When Morad insists that Jason Spencer drop his pants and shout slurs as part of a faux-counter terrorism drill, he obliges without hesitation; he achieves similar feats of emasculation with groups of xenophobic Trump supporters–the kind of righteous violence-obsessed, 10-rules-for-dating-my-daughter shirt-wearing middle-aged hysterics straight out of a local news comment section–by convincing them to participate in ridiculous, almost criminal acts of vigilante “justice.”
When hosting a group of suburban, seemingly well-off Trump voters, Morad solicits their opinions on immigration. They claim that there is “no vetting” even though that isn’t true. When surveying another antifa-obsessed, less affluent-seeming group, the participants claim there to be “at least 58 terrorist training camps” throughout the United States. This also isn’t true, but truth isn’t the point. If you peel back the curtain of outsized fears of demographic change, terrorism and civil disobedience, you reveal a class and race-stratified society obsessed with maintaining their own vague baseline of supremacy over others—micro regimes of petty tyranny; millions of tiny anxieties pollinating our culture with resentment and a need to punish. This is what Morad’s segments ultimately show, albeit in a hilarious, comedic context.
Every mistreated service worker, call center representative, poor immigrant and welfare recipient is a sign of a country that redistributes its hate downwards. Nothing exemplifies this better than the “mock quinceanera” scene from the show. In the segment, Morad gets a group of rageful, crime-obsessed men to stage an absurd sting operation in order to “trap” undocumented immigrants. The participants, red-faced at the very thought of slight demographic change, almost get themselves arrested by staging this “quinceanera” in order to lure underage immigrants. That these men were willing to go to such great lengths in order to fulfill their sweeping sadism was one of the most revealing moments of the show. The entire ordeal was abetted by the presence of Morad, who urged them to put their inhumanity on display in the most preposterous way imaginable.

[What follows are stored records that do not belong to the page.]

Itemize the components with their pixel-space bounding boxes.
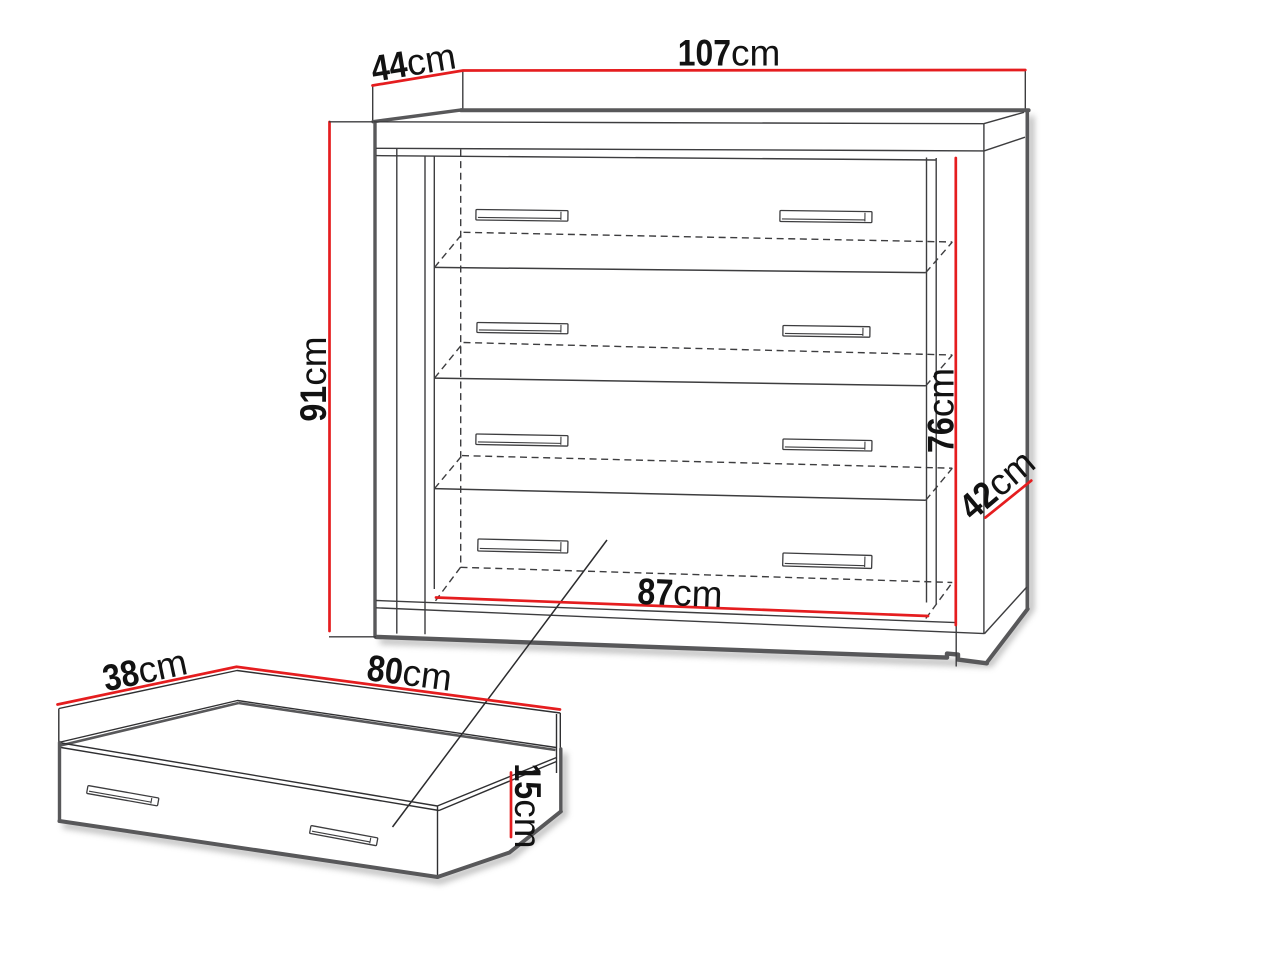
svg-text:91: 91 xyxy=(293,386,334,422)
svg-text:cm: cm xyxy=(731,33,780,74)
svg-text:80: 80 xyxy=(365,647,406,692)
svg-text:cm: cm xyxy=(921,368,962,417)
svg-text:cm: cm xyxy=(507,799,548,848)
svg-text:cm: cm xyxy=(293,336,334,385)
svg-text:15: 15 xyxy=(507,763,548,799)
svg-text:cm: cm xyxy=(400,652,454,699)
svg-text:76: 76 xyxy=(921,417,962,453)
svg-text:cm: cm xyxy=(404,35,459,84)
svg-text:87: 87 xyxy=(637,571,674,613)
svg-text:107: 107 xyxy=(678,33,731,74)
svg-text:cm: cm xyxy=(672,572,723,615)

In viewing the first couple of episodes, it can seem baffling as to how Morad could possibly elicit such credulity from his guests, but the reason becomes evident as the series goes on: Behind every war criminal, suburban petty-tyrant and shameless industry shill is a half-imagined middle school bully they are still trying to impress. Erran Morad is that bully.
In the end, Morad proves to be the motor of the show. It is hard to say whether Dick Cheney really believes that Iraq would’ve been worse off had the United States not invaded, or if he was actually as eager as he seemed to sign a waterboarding kit. It wouldn’t be surprising, of course; the government has historically been occupied by figures seemingly blind to the misery they create. But all it took for Cheney to display such opinions was the presence of a cartoonish, militaristic clown who merely appeared to be more of an “alpha” than he was.
If all it takes to display the bare cruelty and idiocy of such figures is a grown-up playground thug like Morad, then “Who Is America?” has achieved its goal. Perhaps the aim of this show was too ambitious, and maybe it wasn’t “the most dangerous show in the history of television.” But satire in the era of warped reality works best when it rips open the cupboard of mass culture, laying bare the dusty knick-knacks and regretful Polaroids of a society.
“Who Is America?” doesn’t rip it open fully, but it makes a dent.